Klopt allemaal.  Mij viel daarentegen het ongedwongen Caraïbische lasser-fairesfeerte vooral op dat er heerste. De mengelmoes van huidskleuren en culturen waarbij de Aziaten de kleinhandel aan het overnemen zijn.  Nog wonderbaarlijker was de rust van de zogezegde Highway.  Deze heeft op een tijdspanne van een week minder wagens te verwerken dan de Boechtstraat in Meise op een uur.  Zo vredig is Belize, die onbekende en goed bewaarde parel.  Het is er alsof de tijd ligt ingeslapen in een hangmat.  Hangmatten die hier zonder meer een essentieel onderdeel vormen in het alledaagse bestaan van jong en oud.
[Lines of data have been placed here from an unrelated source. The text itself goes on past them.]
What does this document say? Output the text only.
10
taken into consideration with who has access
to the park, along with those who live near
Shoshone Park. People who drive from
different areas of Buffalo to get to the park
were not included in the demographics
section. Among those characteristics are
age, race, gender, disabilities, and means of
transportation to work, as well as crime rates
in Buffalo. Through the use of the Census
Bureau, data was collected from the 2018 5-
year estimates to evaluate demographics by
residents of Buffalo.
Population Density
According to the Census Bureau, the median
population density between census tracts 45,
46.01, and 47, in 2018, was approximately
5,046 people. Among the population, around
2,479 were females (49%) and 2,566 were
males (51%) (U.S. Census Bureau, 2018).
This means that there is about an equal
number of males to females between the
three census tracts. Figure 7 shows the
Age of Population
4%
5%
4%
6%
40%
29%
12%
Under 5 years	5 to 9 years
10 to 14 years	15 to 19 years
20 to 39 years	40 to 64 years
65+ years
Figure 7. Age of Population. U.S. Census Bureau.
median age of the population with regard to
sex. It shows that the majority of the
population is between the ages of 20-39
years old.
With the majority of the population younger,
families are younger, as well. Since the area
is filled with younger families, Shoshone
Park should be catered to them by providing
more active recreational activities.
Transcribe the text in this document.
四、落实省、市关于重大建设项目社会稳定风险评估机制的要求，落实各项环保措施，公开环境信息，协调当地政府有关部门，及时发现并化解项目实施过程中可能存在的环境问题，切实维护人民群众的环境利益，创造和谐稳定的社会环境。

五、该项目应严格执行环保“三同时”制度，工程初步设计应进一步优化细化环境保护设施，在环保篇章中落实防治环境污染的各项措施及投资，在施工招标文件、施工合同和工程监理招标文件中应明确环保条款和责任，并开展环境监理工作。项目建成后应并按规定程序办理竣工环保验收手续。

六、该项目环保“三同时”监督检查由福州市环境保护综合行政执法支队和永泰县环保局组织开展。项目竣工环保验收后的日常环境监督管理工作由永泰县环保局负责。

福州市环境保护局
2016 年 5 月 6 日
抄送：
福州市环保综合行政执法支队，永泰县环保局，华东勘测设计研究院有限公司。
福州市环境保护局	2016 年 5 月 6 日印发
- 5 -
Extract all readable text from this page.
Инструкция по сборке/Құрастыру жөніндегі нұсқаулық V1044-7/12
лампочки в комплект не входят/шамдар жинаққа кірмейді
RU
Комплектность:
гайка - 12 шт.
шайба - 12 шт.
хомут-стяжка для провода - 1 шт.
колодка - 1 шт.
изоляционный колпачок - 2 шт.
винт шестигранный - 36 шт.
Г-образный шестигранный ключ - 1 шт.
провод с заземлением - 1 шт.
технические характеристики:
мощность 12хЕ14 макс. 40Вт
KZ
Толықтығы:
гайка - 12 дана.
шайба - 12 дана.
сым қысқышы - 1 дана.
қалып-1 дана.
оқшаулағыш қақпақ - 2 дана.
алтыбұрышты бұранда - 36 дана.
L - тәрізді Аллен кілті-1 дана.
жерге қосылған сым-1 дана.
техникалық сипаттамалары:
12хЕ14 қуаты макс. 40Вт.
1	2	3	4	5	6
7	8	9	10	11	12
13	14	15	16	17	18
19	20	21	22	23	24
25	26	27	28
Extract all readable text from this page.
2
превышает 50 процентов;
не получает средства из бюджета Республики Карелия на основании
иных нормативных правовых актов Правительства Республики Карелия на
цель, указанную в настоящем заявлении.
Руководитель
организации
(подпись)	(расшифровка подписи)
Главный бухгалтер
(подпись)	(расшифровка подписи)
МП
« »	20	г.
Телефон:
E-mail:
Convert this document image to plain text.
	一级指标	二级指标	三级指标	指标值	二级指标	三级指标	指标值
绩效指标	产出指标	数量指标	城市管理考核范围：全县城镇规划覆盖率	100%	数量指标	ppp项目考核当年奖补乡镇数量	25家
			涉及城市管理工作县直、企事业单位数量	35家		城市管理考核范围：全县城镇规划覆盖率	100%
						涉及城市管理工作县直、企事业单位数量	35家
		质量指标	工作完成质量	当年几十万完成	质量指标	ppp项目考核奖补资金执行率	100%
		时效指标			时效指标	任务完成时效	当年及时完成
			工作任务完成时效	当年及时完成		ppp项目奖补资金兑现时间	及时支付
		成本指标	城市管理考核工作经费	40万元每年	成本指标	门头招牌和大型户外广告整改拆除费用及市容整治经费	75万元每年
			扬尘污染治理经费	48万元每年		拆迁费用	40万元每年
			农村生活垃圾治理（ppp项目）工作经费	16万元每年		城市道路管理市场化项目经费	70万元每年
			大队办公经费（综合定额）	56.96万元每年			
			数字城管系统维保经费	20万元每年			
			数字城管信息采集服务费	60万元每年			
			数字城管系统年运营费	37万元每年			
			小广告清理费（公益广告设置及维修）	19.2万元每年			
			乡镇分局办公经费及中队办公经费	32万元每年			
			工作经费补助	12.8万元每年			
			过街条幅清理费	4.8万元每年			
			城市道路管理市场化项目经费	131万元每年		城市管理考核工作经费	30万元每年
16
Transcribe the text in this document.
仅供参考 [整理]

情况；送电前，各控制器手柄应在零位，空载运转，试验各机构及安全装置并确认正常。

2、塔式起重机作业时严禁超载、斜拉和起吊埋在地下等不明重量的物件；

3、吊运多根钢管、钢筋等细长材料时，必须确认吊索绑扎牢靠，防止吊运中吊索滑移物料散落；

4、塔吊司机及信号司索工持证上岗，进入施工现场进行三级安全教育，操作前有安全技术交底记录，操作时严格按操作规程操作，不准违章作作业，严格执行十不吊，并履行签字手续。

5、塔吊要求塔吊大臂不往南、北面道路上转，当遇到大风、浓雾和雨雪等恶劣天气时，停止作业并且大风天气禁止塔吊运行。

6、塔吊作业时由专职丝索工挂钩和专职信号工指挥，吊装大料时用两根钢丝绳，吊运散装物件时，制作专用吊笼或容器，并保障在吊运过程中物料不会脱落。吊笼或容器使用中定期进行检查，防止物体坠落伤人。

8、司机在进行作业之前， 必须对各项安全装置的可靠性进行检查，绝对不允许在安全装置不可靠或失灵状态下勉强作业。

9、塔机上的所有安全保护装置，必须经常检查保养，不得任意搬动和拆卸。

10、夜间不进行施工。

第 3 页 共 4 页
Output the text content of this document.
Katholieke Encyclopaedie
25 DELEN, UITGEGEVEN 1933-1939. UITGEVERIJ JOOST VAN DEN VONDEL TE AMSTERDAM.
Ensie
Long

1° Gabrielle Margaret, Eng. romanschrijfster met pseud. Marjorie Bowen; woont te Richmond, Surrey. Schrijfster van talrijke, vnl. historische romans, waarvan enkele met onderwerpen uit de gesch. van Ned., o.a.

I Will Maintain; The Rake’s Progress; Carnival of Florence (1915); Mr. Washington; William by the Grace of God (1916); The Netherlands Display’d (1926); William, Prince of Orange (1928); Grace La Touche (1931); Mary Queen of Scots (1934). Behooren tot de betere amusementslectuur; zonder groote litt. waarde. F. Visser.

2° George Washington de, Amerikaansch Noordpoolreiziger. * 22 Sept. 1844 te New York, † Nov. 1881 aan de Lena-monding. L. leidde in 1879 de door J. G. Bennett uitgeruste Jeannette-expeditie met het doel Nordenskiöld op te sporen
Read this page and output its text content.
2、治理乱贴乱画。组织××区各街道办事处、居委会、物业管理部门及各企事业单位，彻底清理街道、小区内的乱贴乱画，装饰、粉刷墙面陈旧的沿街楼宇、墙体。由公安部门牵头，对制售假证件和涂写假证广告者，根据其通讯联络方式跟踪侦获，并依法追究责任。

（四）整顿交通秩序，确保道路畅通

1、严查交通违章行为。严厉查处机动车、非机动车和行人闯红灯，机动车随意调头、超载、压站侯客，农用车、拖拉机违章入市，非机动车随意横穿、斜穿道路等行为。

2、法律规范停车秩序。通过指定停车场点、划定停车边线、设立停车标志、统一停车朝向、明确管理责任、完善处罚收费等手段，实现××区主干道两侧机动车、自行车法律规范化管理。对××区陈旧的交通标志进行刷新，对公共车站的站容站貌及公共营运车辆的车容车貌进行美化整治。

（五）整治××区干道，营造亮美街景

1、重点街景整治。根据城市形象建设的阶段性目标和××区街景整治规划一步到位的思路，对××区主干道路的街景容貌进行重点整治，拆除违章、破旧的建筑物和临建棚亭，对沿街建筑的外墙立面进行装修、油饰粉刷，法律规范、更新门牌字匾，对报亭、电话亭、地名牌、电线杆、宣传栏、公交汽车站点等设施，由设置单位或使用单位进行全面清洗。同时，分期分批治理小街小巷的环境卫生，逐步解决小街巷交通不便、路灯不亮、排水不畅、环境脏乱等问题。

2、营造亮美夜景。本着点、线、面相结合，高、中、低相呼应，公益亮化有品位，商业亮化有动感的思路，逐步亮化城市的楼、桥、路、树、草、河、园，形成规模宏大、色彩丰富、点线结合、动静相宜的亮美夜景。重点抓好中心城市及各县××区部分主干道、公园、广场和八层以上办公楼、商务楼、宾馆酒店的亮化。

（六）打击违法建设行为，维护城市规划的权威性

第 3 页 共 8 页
Misschien is het zelfs een grondtrek ervan.   Zoals ik al zei het is er hot.  Zo liggen een grootmoeder en haar dochter in een hangmat mais te pellen en terwijl met elkaar te klessebessen. Kleinkinderen drummen joelend rond en onder hun door en achteraan staat een pot mais te pruttelen op een laag houtvuur.  Verderop liggen enkele jonge mannen genietend in te dommelen bij een portie reggae en wiet.  Zelf heb ik er ook gebruik van gemaakt gedurende twee nachten. Was even wennen, dat wel.  De enigen die de hangmat hartgrondig verbannen hebben zijn de vele Mormoonse gemeenschappen in de streek.  Die hebben wel meer eigenaardigheden denk ik dan.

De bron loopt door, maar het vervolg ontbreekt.